Years ago, I read another account of these murders (COLD WATER CROSSING: AN ACCOUNT OF THE MURDERS AT THE ISLES OF SHOALS) and it's a story that I've never forgotten. Robinson deals with the murders in greater depth, but comes to the same conclusions. I found it fascinating to re-visit this subject and see it through the eyes of another writer.
This is one of the most celebrated (in the sense of being written and talked about) murders in New England history, but there are still so many questions left unanswered. I can understand the men failing to repair the broken lock on the house's door. Their lives as fishermen were ones of constant hard work, with little or no time for anything but what brought in a few more dollars. But why did the three women not barricade themselves in on a night when their men were absent? Indoor plumbing was not the norm at the time and there would have been an "outhouse" but few people then used the privy at night. The "chamberpot" under every bed was used at night and emptied in the morning.
Built-in kitchen cabinets are a modern invention.
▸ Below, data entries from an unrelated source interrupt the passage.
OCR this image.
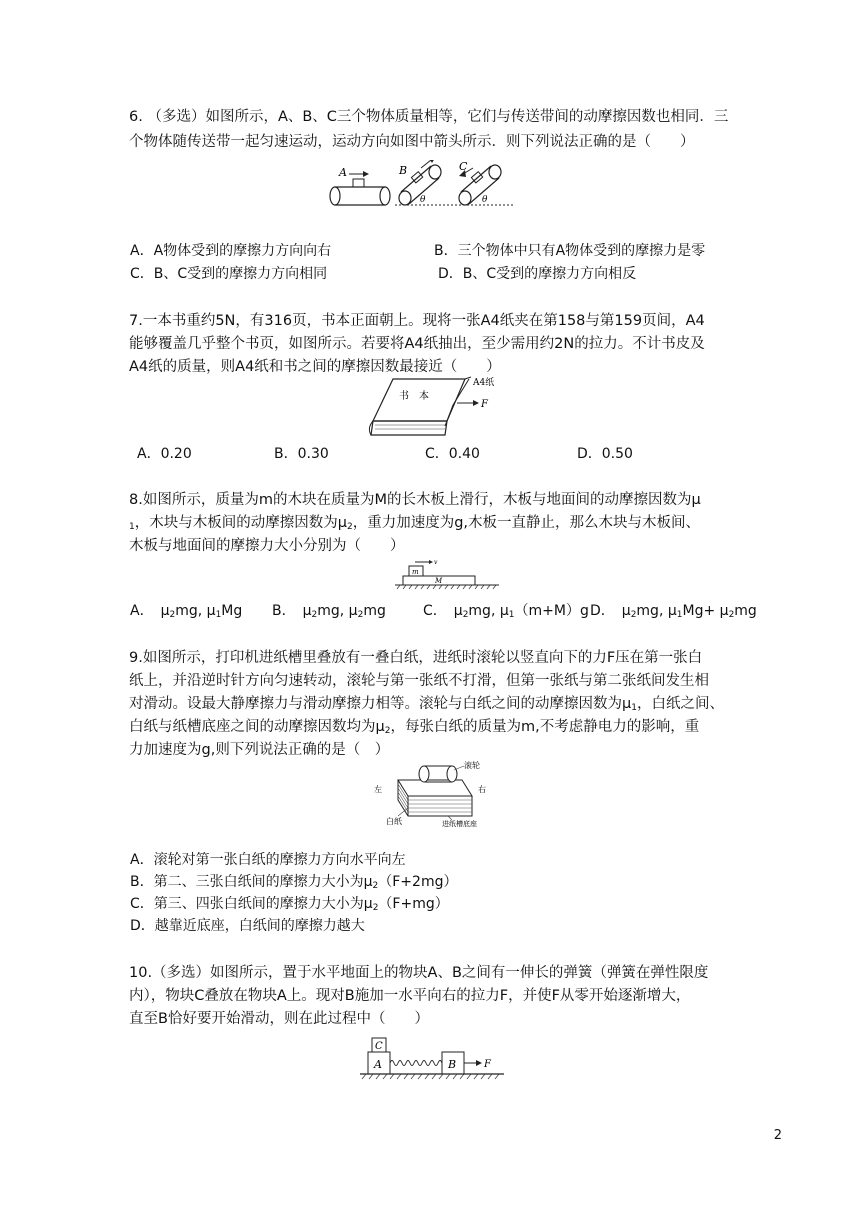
6. （多选）如图所示，A、B、C三个物体质量相等，它们与传送带间的动摩擦因数也相同．三
个物体随传送带一起匀速运动，运动方向如图中箭头所示．则下列说法正确的是（　　）
A	B
θ
C
θ
A．A物体受到的摩擦力方向向右	B．三个物体中只有A物体受到的摩擦力是零
C．B、C受到的摩擦力方向相同	D．B、C受到的摩擦力方向相反
7.一本书重约5N，有316页，书本正面朝上。现将一张A4纸夹在第158与第159页间，A4
能够覆盖几乎整个书页，如图所示。若要将A4纸抽出，至少需用约2N的拉力。不计书皮及
A4纸的质量，则A4纸和书之间的摩擦因数最接近（　　）
书　本
A4纸
F
A．0.20	B．0.30	C．0.40	D．0.50
8.如图所示，质量为m的木块在质量为M的长木板上滑行，木板与地面间的动摩擦因数为μ
$_1$，木块与木板间的动摩擦因数为$\mu_2$，重力加速度为g,木板一直静止，那么木块与木板间、
木板与地面间的摩擦力大小分别为（　　）
m
M
v
A．　$\mu_2mg$, $\mu_1Mg$ B．　$\mu_2mg$, $\mu_2mg$	C．　$\mu_2mg$, $\mu_1(m+M)g$ D．　$\mu_2mg$, $\mu_1Mg+ \mu_2mg$
9.如图所示，打印机进纸槽里叠放有一叠白纸，进纸时滚轮以竖直向下的力F压在第一张白
纸上，并沿逆时针方向匀速转动，滚轮与第一张纸不打滑，但第一张纸与第二张纸间发生相
对滑动。设最大静摩擦力与滑动摩擦力相等。滚轮与白纸之间的动摩擦因数为$\mu_1$，白纸之间、
白纸与纸槽底座之间的动摩擦因数均为$\mu_2$，每张白纸的质量为m,不考虑静电力的影响，重
力加速度为g,则下列说法正确的是（　）
滚轮
左	右
白纸	进纸槽底座
A．滚轮对第一张白纸的摩擦力方向水平向左
B．第二、三张白纸间的摩擦力大小为$\mu_2(F+2mg)$
C．第三、四张白纸间的摩擦力大小为$\mu_2(F+mg)$
D．越靠近底座，白纸间的摩擦力越大
10.（多选）如图所示，置于水平地面上的物块A、B之间有一伸长的弹簧（弹簧在弹性限度
内），物块C叠放在物块A上。现对B施加一水平向右的拉力F，并使F从零开始逐渐增大，
直至B恰好要开始滑动，则在此过程中（　　）
C
A	B	F
2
Older kitchens had one or more "dressers" - huge, heavy pieces of furniture used for storing dishes, silverware, etc. One of those pulled across the door would have kept the intruder out long enough to give the women a fighting chance. He wasn't armed with a gun and these were three strong, healthy women who were accustomed to physical work. Only the fact that they were surprised in their sleep made them easy marks. Awake, they could have put up a good fight.
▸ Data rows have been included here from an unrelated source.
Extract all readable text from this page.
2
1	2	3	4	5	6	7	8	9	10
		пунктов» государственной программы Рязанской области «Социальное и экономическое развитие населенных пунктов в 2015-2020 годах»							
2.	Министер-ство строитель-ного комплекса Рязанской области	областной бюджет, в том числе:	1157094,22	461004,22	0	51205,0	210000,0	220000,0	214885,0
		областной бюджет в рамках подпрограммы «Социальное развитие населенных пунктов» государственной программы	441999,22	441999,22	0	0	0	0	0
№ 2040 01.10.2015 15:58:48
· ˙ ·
Why was there so much mis-information about the murders? It was before the days when police departments and district attorney's offices carefully controlled the dissemination of "inside" information. It was also a time when every town had several newspapers and they fought for readers by trying to out-do each other in gristly, sensational stories. Truth was of secondary consideration. And, of course, the murder of two young women is a stunning event at any time. Still....
Finally, why was there so much reluctance to accept the guilt of angry former-employee Louis Wagner? According to this author, the police did a thorough job of investigating the murders, given the primitive state of "forensics" at that time. Wagner was represented respectably. Was it that he was an attractive, charismatic man who captured the imagination of at least some of the public, who wanted to believe him innocent? He passionately maintained his innocence up to the time he was executed, but he had nothing to lose by doing so. A confession would have still meant the rope. Up until his execution, he could continue to tell his version of the "truth." The dead women were unable to speak and their family was too heart-broken and bewildered to speak for them.
It's a fascinating story and I think the author tells it well. There's a LOT of detail, maybe too much for some readers, but I think you have to remember that he's dealing with a story that has been rehashed many times with (as frequently happens) lies and misinformation mixed in freely. He's trying to clear the record and he's pitting himself against other writers who have chosen to twist the story to suit their own purposes.
Does it matter who killed Karen and Anethe and tried to kill Maren? I think the truth ALWAYS matters and so does this writer. This is not a quick read, but it takes the reader back in time in a very convincing way. If you're interested in American social history, this book is worth your time.